Sono tutti artisti che hanno un rapporto eccentrico col vetro. Ad esempio Giuseppe Caccavale (1960) insegna affresco, graffiti e mosaico all’École Nationale Superieure des Arts Décoratifs di Parigi. Pierre Charpin (1962) è un designer e scenografo, figlio di uno scultore e di una artistaartigiana di arazzi. Lieven De Boeck è un belga che ha messo a punto un «Dictionary of space» molto legato alle questioni architettoniche. Remo Salvadori (1947) è un decano degli artisti italiani, con una lunga carriera dentro l’arte povera e concettuale. Jana Sterbak, ceca, canadese di adozione, si muove su terreni eclettici, dalla performance alle installazioni, la fotografia e la scultura. Tutti loro, ad un certo punto, si sono misurati con il vetro.

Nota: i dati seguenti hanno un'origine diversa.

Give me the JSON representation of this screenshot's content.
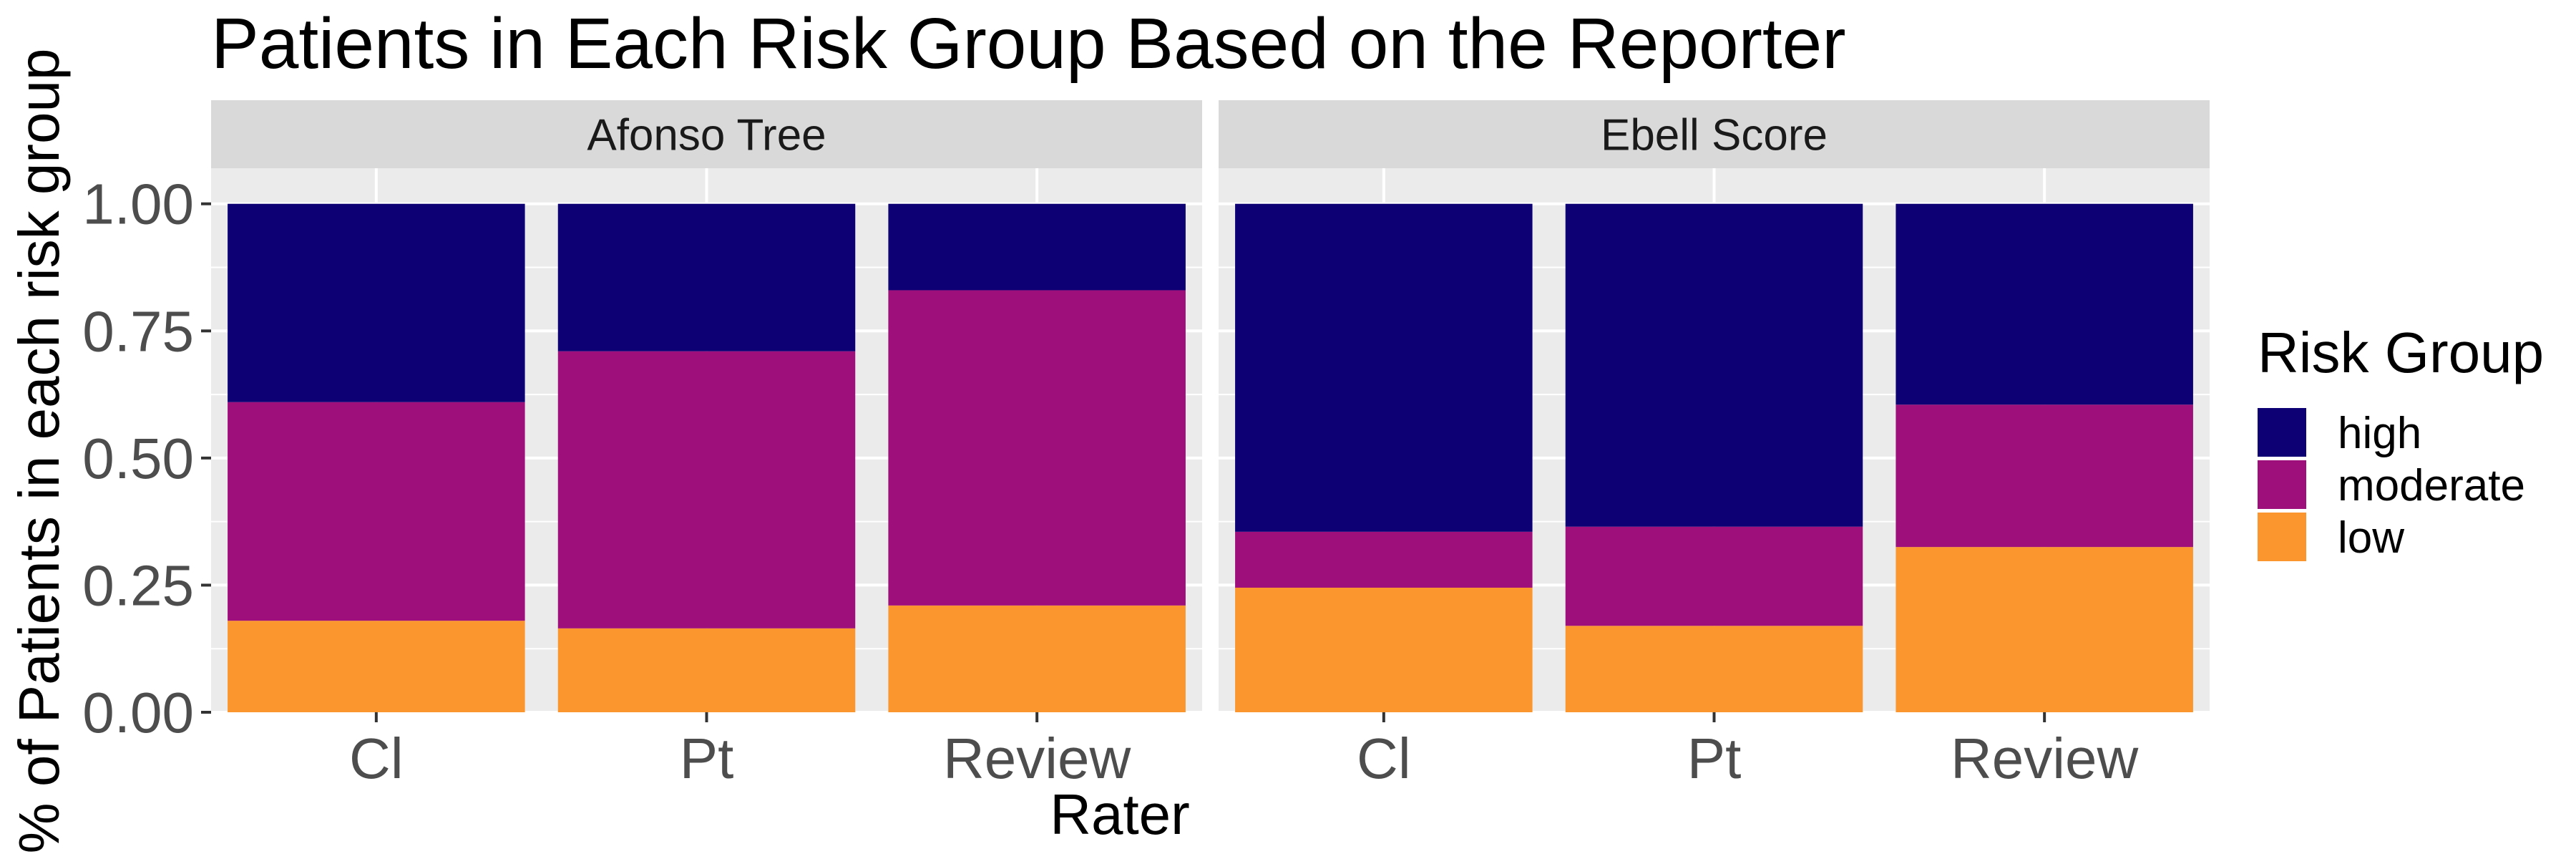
{
  "chart_data": {
    "type": "bar",
    "stacked": true,
    "title": "Patients in Each Risk Group Based on the Reporter",
    "xlabel": "Rater",
    "ylabel": "% of Patients in each risk group",
    "ylim": [
      0,
      1.07
    ],
    "yticks": [
      "0.00",
      "0.25",
      "0.50",
      "0.75",
      "1.00"
    ],
    "grid": true,
    "legend": {
      "title": "Risk Group",
      "position": "right",
      "entries": [
        "high",
        "moderate",
        "low"
      ]
    },
    "colors": {
      "high": "#0d0074",
      "moderate": "#9e0f7b",
      "low": "#fa962d",
      "panel_bg": "#ebebeb",
      "strip_bg": "#d9d9d9",
      "grid": "#ffffff"
    },
    "panels": [
      {
        "name": "Afonso Tree",
        "categories": [
          "Cl",
          "Pt",
          "Review"
        ],
        "series": [
          {
            "name": "low",
            "values": [
              0.18,
              0.165,
              0.21
            ]
          },
          {
            "name": "moderate",
            "values": [
              0.43,
              0.545,
              0.62
            ]
          },
          {
            "name": "high",
            "values": [
              0.39,
              0.29,
              0.17
            ]
          }
        ]
      },
      {
        "name": "Ebell Score",
        "categories": [
          "Cl",
          "Pt",
          "Review"
        ],
        "series": [
          {
            "name": "low",
            "values": [
              0.245,
              0.17,
              0.325
            ]
          },
          {
            "name": "moderate",
            "values": [
              0.11,
              0.195,
              0.28
            ]
          },
          {
            "name": "high",
            "values": [
              0.645,
              0.635,
              0.395
            ]
          }
        ]
      }
    ]
  }
}
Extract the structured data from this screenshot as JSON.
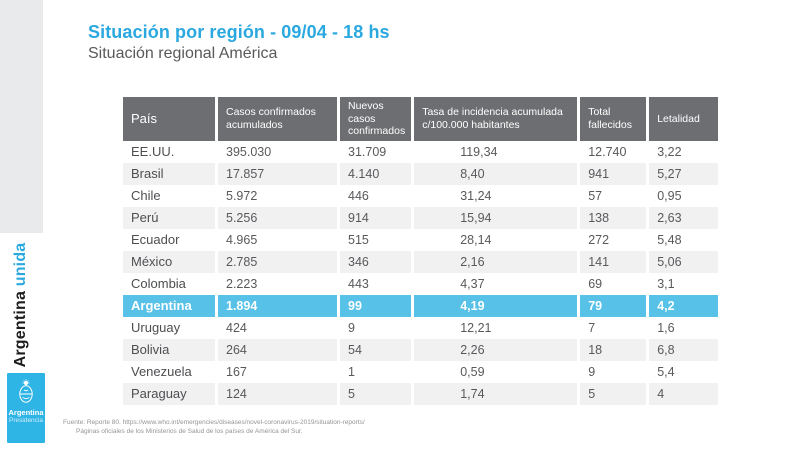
{
  "page": {
    "title": "Situación por región - 09/04 - 18 hs",
    "subtitle": "Situación regional América"
  },
  "sidebar": {
    "brand_black": "Argentina",
    "brand_blue": "unida",
    "logo_line1": "Argentina",
    "logo_line2": "Presidencia"
  },
  "colors": {
    "accent_blue": "#2AA8E0",
    "highlight_row_blue": "#57C1E8",
    "header_gray": "#6D6E71",
    "stripe_gray": "#F1F1F2",
    "rail_gray": "#E9EAEB",
    "logo_blue": "#2FB4E6"
  },
  "table": {
    "headers": [
      "País",
      "Casos confirmados acumulados",
      "Nuevos casos confirmados",
      "Tasa de incidencia acumulada c/100.000 habitantes",
      "Total fallecidos",
      "Letalidad"
    ],
    "rows": [
      {
        "variant": "white",
        "cells": [
          "EE.UU.",
          "395.030",
          "31.709",
          "119,34",
          "12.740",
          "3,22"
        ]
      },
      {
        "variant": "stripe",
        "cells": [
          "Brasil",
          "17.857",
          "4.140",
          "8,40",
          "941",
          "5,27"
        ]
      },
      {
        "variant": "white",
        "cells": [
          "Chile",
          "5.972",
          "446",
          "31,24",
          "57",
          "0,95"
        ]
      },
      {
        "variant": "stripe",
        "cells": [
          "Perú",
          "5.256",
          "914",
          "15,94",
          "138",
          "2,63"
        ]
      },
      {
        "variant": "white",
        "cells": [
          "Ecuador",
          "4.965",
          "515",
          "28,14",
          "272",
          "5,48"
        ]
      },
      {
        "variant": "stripe",
        "cells": [
          "México",
          "2.785",
          "346",
          "2,16",
          "141",
          "5,06"
        ]
      },
      {
        "variant": "white",
        "cells": [
          "Colombia",
          "2.223",
          "443",
          "4,37",
          "69",
          "3,1"
        ]
      },
      {
        "variant": "highlight",
        "cells": [
          "Argentina",
          "1.894",
          "99",
          "4,19",
          "79",
          "4,2"
        ]
      },
      {
        "variant": "white",
        "cells": [
          "Uruguay",
          "424",
          "9",
          "12,21",
          "7",
          "1,6"
        ]
      },
      {
        "variant": "stripe",
        "cells": [
          "Bolivia",
          "264",
          "54",
          "2,26",
          "18",
          "6,8"
        ]
      },
      {
        "variant": "white",
        "cells": [
          "Venezuela",
          "167",
          "1",
          "0,59",
          "9",
          "5,4"
        ]
      },
      {
        "variant": "stripe",
        "cells": [
          "Paraguay",
          "124",
          "5",
          "1,74",
          "5",
          "4"
        ]
      }
    ]
  },
  "footer": {
    "line1": "Fuente: Reporte 80. https://www.who.int/emergencies/diseases/novel-coronavirus-2019/situation-reports/",
    "line2": "Páginas oficiales de los Ministerios de Salud de los países de América del Sur."
  }
}
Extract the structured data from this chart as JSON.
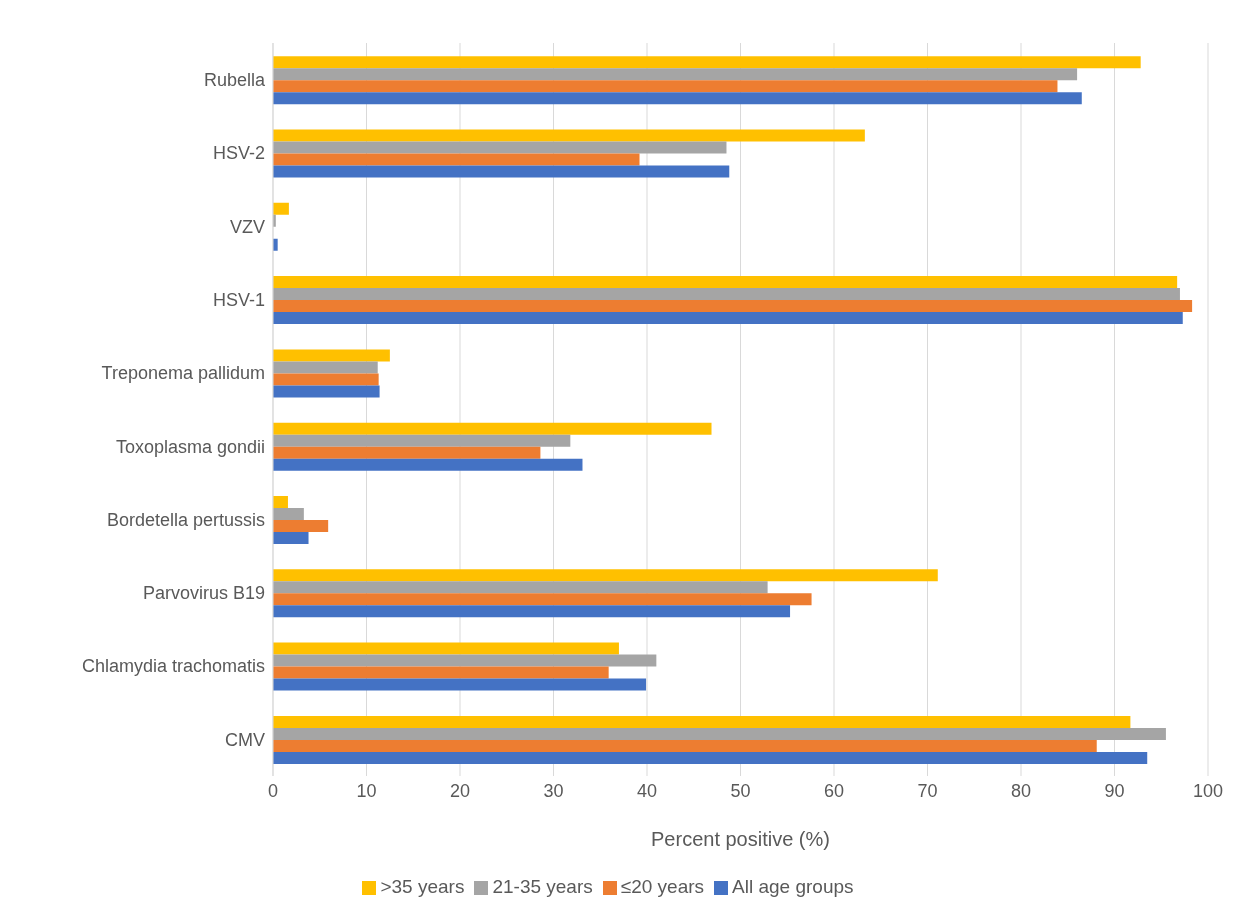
{
  "chart_data": {
    "type": "bar",
    "orientation": "horizontal",
    "xlabel": "Percent positive (%)",
    "categories": [
      "Rubella",
      "HSV-2",
      "VZV",
      "HSV-1",
      "Treponema pallidum",
      "Toxoplasma gondii",
      "Bordetella pertussis",
      "Parvovirus B19",
      "Chlamydia trachomatis",
      "CMV"
    ],
    "series": [
      {
        "name": ">35 years",
        "color": "#ffc000",
        "values": [
          92.8,
          63.3,
          1.7,
          96.7,
          12.5,
          46.9,
          1.6,
          71.1,
          37,
          91.7
        ]
      },
      {
        "name": "21-35 years",
        "color": "#a5a5a5",
        "values": [
          86,
          48.5,
          0.3,
          97,
          11.2,
          31.8,
          3.3,
          52.9,
          41,
          95.5
        ]
      },
      {
        "name": "≤20 years",
        "color": "#ed7d31",
        "values": [
          83.9,
          39.2,
          0,
          98.3,
          11.3,
          28.6,
          5.9,
          57.6,
          35.9,
          88.1
        ]
      },
      {
        "name": "All age groups",
        "color": "#4472c4",
        "values": [
          86.5,
          48.8,
          0.5,
          97.3,
          11.4,
          33.1,
          3.8,
          55.3,
          39.9,
          93.5
        ]
      }
    ],
    "xlim": [
      0,
      100
    ],
    "xticks": [
      0,
      10,
      20,
      30,
      40,
      50,
      60,
      70,
      80,
      90,
      100
    ],
    "grid": "x",
    "legend": "bottom"
  }
}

Riflette Martin Bethenod rispetto a questo incontro fatale: «Gli artisti si sono riappropriati non solo di quella “dimensione vivente” che è nella natura stessa del materiale, ma anche di tutta la potenza simbolica e il codice culturale che il vetro porta con sè». E aggiunge: «Non è un caso che questi artisti siano passati al Cirva».
Il Cirva è il «Centre international de recherche sur le verre e les arts plastiques» di Marsiglia. «Quel centro è qualcosa di unico. L’ho conosciuti quando lavoravo al Ministero della Cultura: sono un caso di eccellenza della cultura europea».
Lì si sono cimentati con il potenziale espressivo decine di creativi, da Bob Wilson a Ettore Sottsass e non per residenze estemporanee, «ma per progetti di lunga durata». Maestri vetrari e artisti assieme. E con la particolarità di non essere un centro espositivo, «per evitare qualunque rischio di museificazione e costringendo invece la collezione a confrontarsi con l’ignoto».
Il Cirva infatti ha deciso di portare fuori i suoi artisti e le loro produzioni e di metterli al lavoro in altri ambienti.
«Finora la Collezione Pinault non ha avuto modo di collaborare direttamente con il Cirva, ma solo perché non si è presentata l’occasione – continua Bethenod – Ci siamo incrociati adesso, per il legame stretto con la comunità artistica e culturale veneziana: la partnership che abbiamo costruito con «Le Stanze del Vetro» della Fondazione Cini e con la Fondazione Querini Stampalia sono la dimostrazione che si può lavorare assieme e su terreni tutti nuovi».